Put another way: When most of the Tea Party class of 2010 got a chance to weaken the Patriot Act, it passed, and it cited the reasons that Bush-era Republicans always gave for these kinds of laws. “These provisions maintain the flexibility that our intelligence community needs to monitor terror suspects and protect our country against international terrorism,” said Rep. Michele Bachmann in a statement, released before the vote and before attending a “Tea Party Town Hall” afterward. “As a mother of five and a foster mother to 23 children, I voted for these authorities so that our laws keep pace with the evolving threats posed by terrorists.”

There’s more proof, if you need it, that reports of the Tea Party’s “rebellion” are exaggerated. On Wednesday, House Republicans fumbled another vote, needing and not getting a two-thirds majority for a bill to claw back $179 million in funding for the United Nations. But only two of the 238 Republicans on the floor voted against it.

Around the same time, the House rules committee held an emergency hearing to breathe life back into the Patriot Act extension. Chairman David Dreier, R-Calif., noted with a mixture of mirth and bitterness that an emergency hearing like this was a “bipartisan tradition.” The extension package that failed, he said, was “identical” to the one that passed a Democratic Congress.

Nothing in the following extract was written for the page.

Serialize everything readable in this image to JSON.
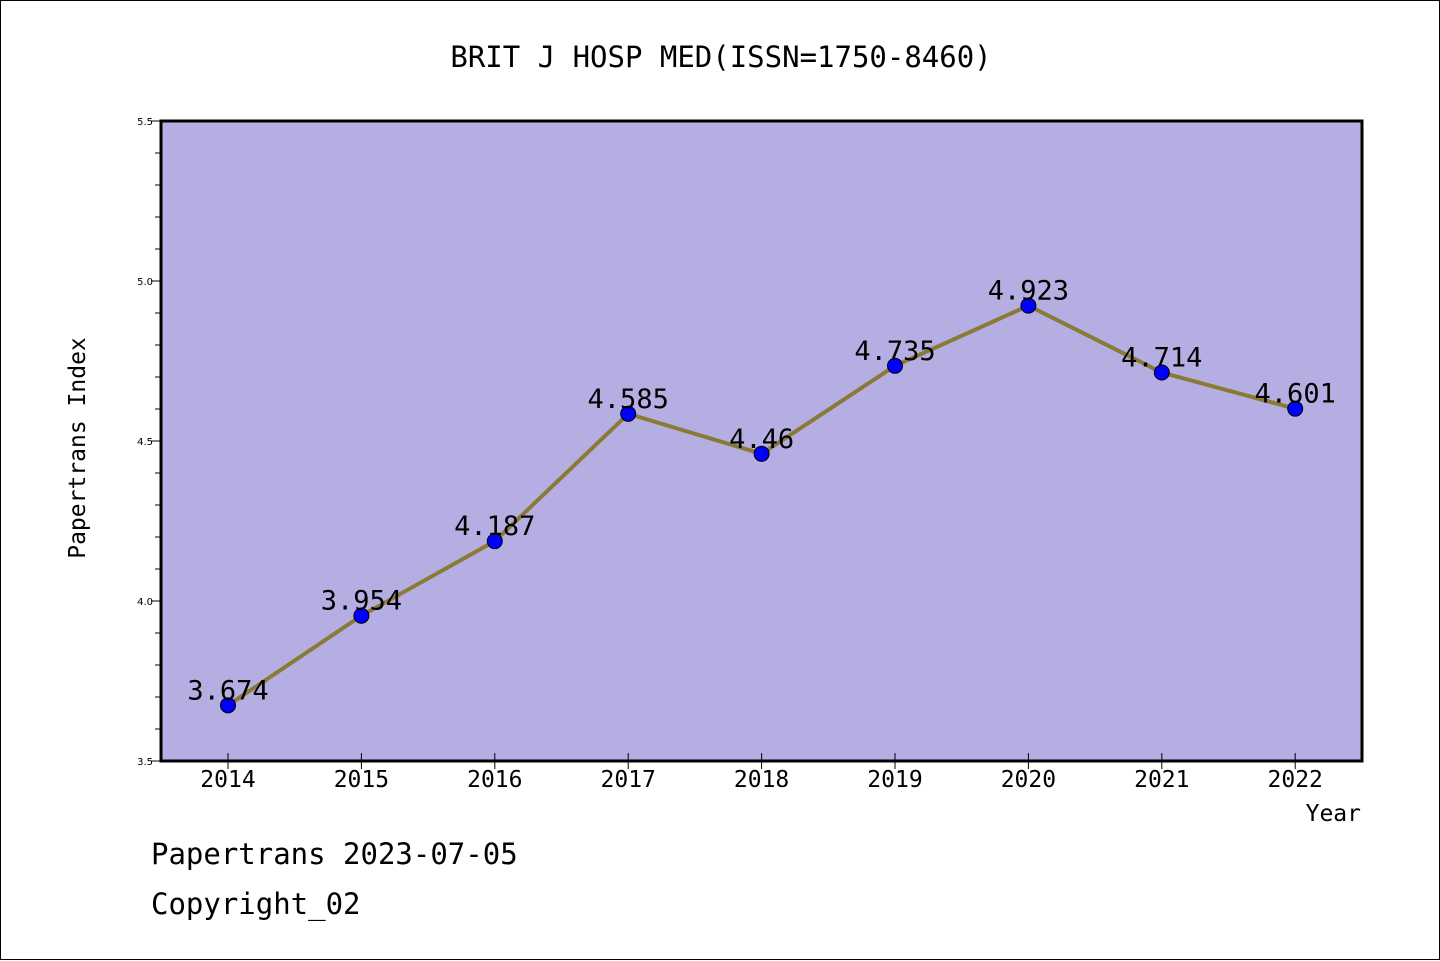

This was the message of leading Republicans all day—if the Democrats had stood pat, the bill would have passed.

Dreier passed the microphone to Rep. Rob Bishop, R-Utah, one of the long-serving Republicans who’d voted to reform the act, or delay reauthorization, every chance he got. Bishop would get a chance to change the bill in committee, and it would fail.

“You’re going to make me pay for this, aren’t you, sir?” said Bishop.

“Yeah,” said Dreier, mostly kidding.

The bill was not changed. It was sent back for a majority vote—no amendments allowed—to occur on Thursday. Republicans may have to scale back their ambitions for supermajority votes, but they don’t yet have to worry about the Tea Party stopping the clock for civil liberties.